The hard-throwing right-hander last worked just three innings on Aug. 16 at home, when he gave up 11 runs (nine earned) on 12 hits.
"No. 1, [Eovaldi's] command isn't as good on all his breaking stuff," Nationals manager Davey Johnson said. "Fernandez's breaking stuff separates him a great deal, because he can throw his breaking stuff over at any time and attacks the hitters. Eovaldi is still learning to get his pitches over and command them. He's got a good arm and sometimes that comes a little later."
The Nationals came out aggressively against Eovaldi, grabbing a two-run lead two batters into the game.

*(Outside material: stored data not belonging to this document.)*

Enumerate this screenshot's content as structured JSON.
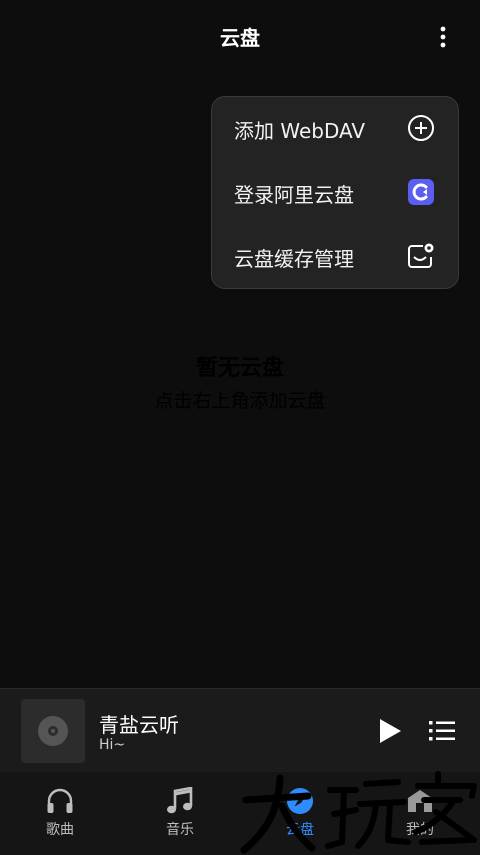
{
  "header": {
    "title": "云盘",
    "more_icon": "more-vertical-icon"
  },
  "menu": {
    "items": [
      {
        "label": "添加 WebDAV",
        "icon": "add-circle-icon"
      },
      {
        "label": "登录阿里云盘",
        "icon": "aliyun-drive-icon"
      },
      {
        "label": "云盘缓存管理",
        "icon": "cache-settings-icon"
      }
    ]
  },
  "empty_state": {
    "title": "暂无云盘",
    "hint": "点击右上角添加云盘"
  },
  "player": {
    "song": "青盐云听",
    "artist": "Hi~",
    "play_icon": "play-icon",
    "playlist_icon": "playlist-icon"
  },
  "tabs": [
    {
      "label": "歌曲",
      "icon": "headphones-icon",
      "active": false
    },
    {
      "label": "音乐",
      "icon": "music-note-icon",
      "active": false
    },
    {
      "label": "云盘",
      "icon": "compass-icon",
      "active": true
    },
    {
      "label": "我的",
      "icon": "profile-icon",
      "active": false
    }
  ],
  "watermark": {
    "logo": "site-watermark-logo"
  },
  "colors": {
    "background": "#0d0d0d",
    "menu": "#232323",
    "accent": "#2f8cff",
    "aliyun_icon": "#5b5ef0"
  }
}
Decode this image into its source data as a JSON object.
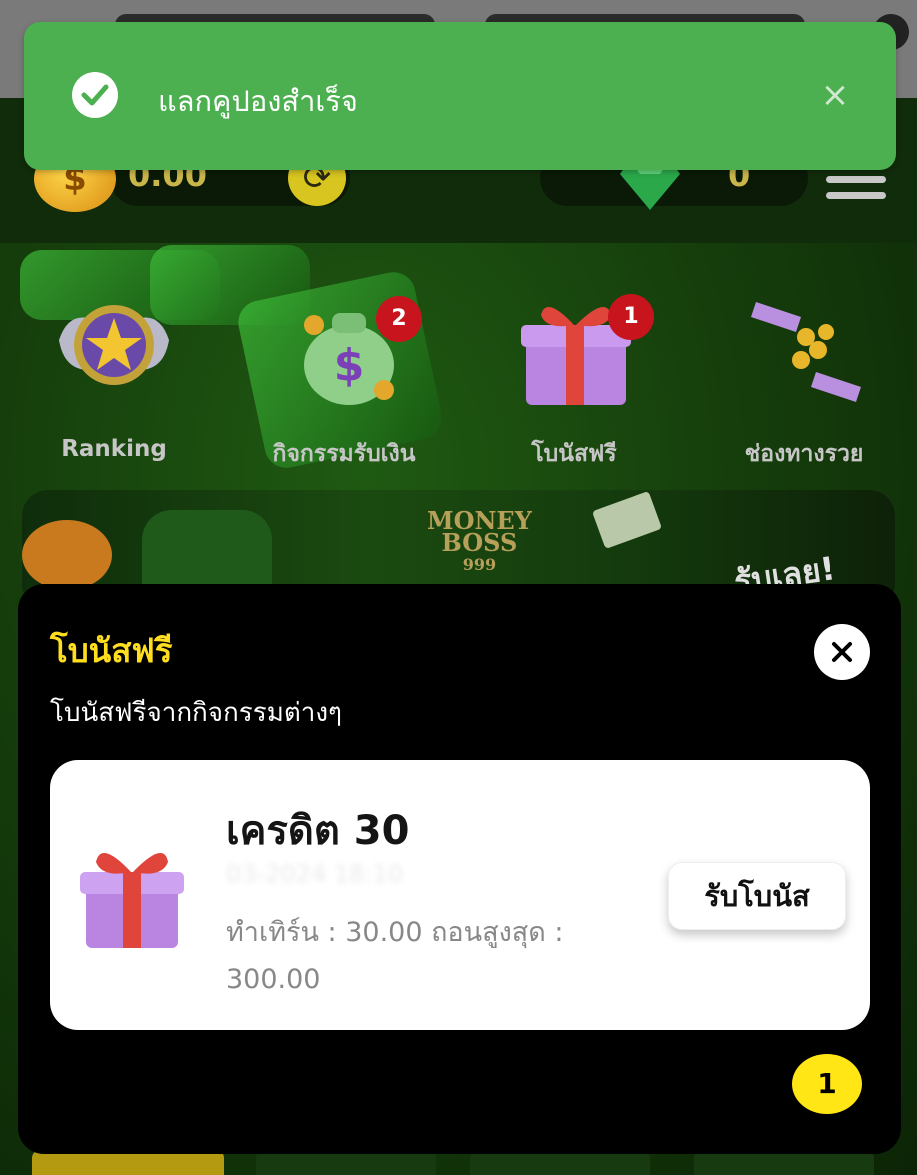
{
  "toast": {
    "message": "แลกคูปองสำเร็จ",
    "type": "success",
    "color": "#4caf50"
  },
  "header": {
    "balance": "0.00",
    "gems": "0"
  },
  "shortcuts": [
    {
      "label": "Ranking",
      "badge": ""
    },
    {
      "label": "กิจกรรมรับเงิน",
      "badge": "2"
    },
    {
      "label": "โบนัสฟรี",
      "badge": "1"
    },
    {
      "label": "ช่องทางรวย",
      "badge": ""
    }
  ],
  "banner": {
    "logo_line1": "MONEY",
    "logo_line2": "BOSS",
    "logo_line3": "999",
    "cta": "รับเลย!"
  },
  "sheet": {
    "title": "โบนัสฟรี",
    "subtitle": "โบนัสฟรีจากกิจกรรมต่างๆ",
    "title_color": "#ffde1f",
    "items": [
      {
        "title": "เครดิต 30",
        "date": "03-2024 18:10",
        "turnover": "ทำเทิร์น : 30.00  ถอนสูงสุด :",
        "max_withdraw": "300.00",
        "claim_label": "รับโบนัส"
      }
    ],
    "page": "1",
    "page_badge_color": "#ffe614"
  }
}
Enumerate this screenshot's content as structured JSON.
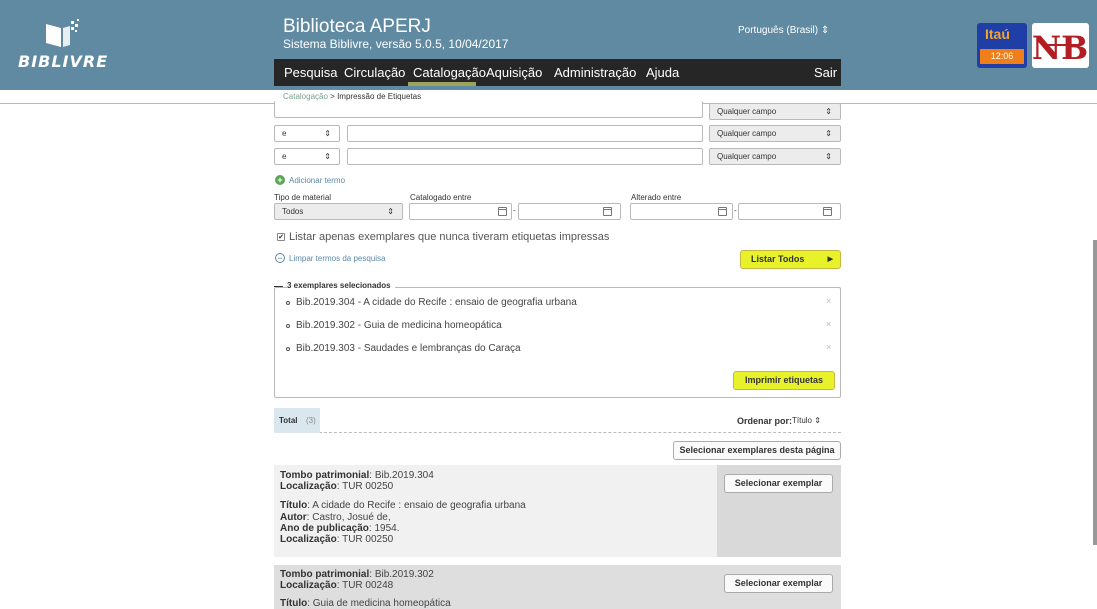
{
  "header": {
    "logo_text": "BIBLIVRE",
    "title": "Biblioteca APERJ",
    "subtitle": "Sistema Biblivre, versão 5.0.5, 10/04/2017",
    "language": "Português (Brasil)",
    "language_arrow": "⇕",
    "bank_name": "Itaú",
    "clock": "12:06",
    "seal_label": "NB"
  },
  "menu": {
    "items": [
      "Pesquisa",
      "Circulação",
      "Catalogação",
      "Aquisição",
      "Administração",
      "Ajuda"
    ],
    "active": "Catalogação",
    "logout": "Sair"
  },
  "breadcrumb": {
    "parent": "Catalogação",
    "separator": ">",
    "current": "Impressão de Etiquetas"
  },
  "search": {
    "field_option": "Qualquer campo",
    "operator": "e",
    "select_arrow": "⇕",
    "add_term": "Adicionar termo",
    "material_type_label": "Tipo de material",
    "material_type_value": "Todos",
    "catalogued_label": "Catalogado entre",
    "changed_label": "Alterado entre",
    "range_separator": "-",
    "checkbox_checked": true,
    "checkbox_mark": "✔",
    "checkbox_label": "Listar apenas exemplares que nunca tiveram etiquetas impressas",
    "clear_terms": "Limpar termos da pesquisa",
    "list_all": "Listar Todos",
    "list_all_arrow": "▶"
  },
  "selection": {
    "title": "3 exemplares selecionados",
    "items": [
      "Bib.2019.304 - A cidade do Recife : ensaio de geografia urbana",
      "Bib.2019.302 - Guia de medicina homeopática",
      "Bib.2019.303 - Saudades e lembranças do Caraça"
    ],
    "remove_symbol": "×",
    "print_button": "Imprimir etiquetas"
  },
  "results": {
    "total_label": "Total",
    "total_count": "(3)",
    "order_label": "Ordenar por:",
    "order_value": "Título",
    "order_arrow": "⇕",
    "select_page_button": "Selecionar exemplares desta página",
    "select_item_button": "Selecionar exemplar",
    "cards": [
      {
        "tombo_label": "Tombo patrimonial",
        "tombo": "Bib.2019.304",
        "location_label": "Localização",
        "location": "TUR 00250",
        "title_label": "Título",
        "title": "A cidade do Recife : ensaio de geografia urbana",
        "author_label": "Autor",
        "author": "Castro, Josué de,",
        "year_label": "Ano de publicação",
        "year": "1954.",
        "location2": "TUR 00250"
      },
      {
        "tombo_label": "Tombo patrimonial",
        "tombo": "Bib.2019.302",
        "location_label": "Localização",
        "location": "TUR 00248",
        "title_label": "Título",
        "title": "Guia de medicina homeopática"
      }
    ]
  },
  "colors": {
    "header_bg": "#5f8aa2",
    "menu_bg": "#262626",
    "menu_active": "#9fa25b",
    "accent_button": "#e8f22a",
    "bank_blue": "#1f3fa6",
    "bank_orange": "#f07f19",
    "seal_red": "#b21e23"
  },
  "icons": [
    "book-logo-icon",
    "calendar-icon",
    "add-icon",
    "clear-icon",
    "remove-icon",
    "arrow-right-icon",
    "seal-logo-icon"
  ]
}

Denard Span led off with a single, extending his career-best hitting streak to 18 games. After falling behind 1-2 in the count, Zimmerman blasted a drive to deep center. The ball bounced off the top of the wall, deflected upwards off the base of the stadium's home run sculpture, and made its way back onto the field.
Since the umpires didn't have a clear view, they didn't know the ball had actually left the ballpark. Initially ruling the ball was still in play, Zimmerman settled into second with a double. He signaled for a home run, and Johnson asked for a review.
The umpires, directed by crew chief Gary Cederstrom, exited the field to check the instant replay. Minutes later, they returned and overturned the double, giving Zimmerman a two-run homer.
"It looked like it was a home run," Redmond said. "To me, it looked like it hit the back wall. That's a long way. They checked it and got it right."
Two innings later, Zimmerman connected again, but this time it was a no-doubter. Zimmerman led off the third inning with an opposite-field homer, triggering a three-run inning.
Wilson Ramos added a two-run single in the inning, breaking open a five-run lead before the Marlins had a baserunner.
Roark was perfect through three innings before Chris Coghlan opened the fourth with a single to center.
"We had a couple of chances," Redmond said. "It looked like [Roark] was moving the ball around a little bit. It looked like he had a little late life to his fastball, and he kept us off balanced. He was pitching with a five-run lead, basically. That always helps."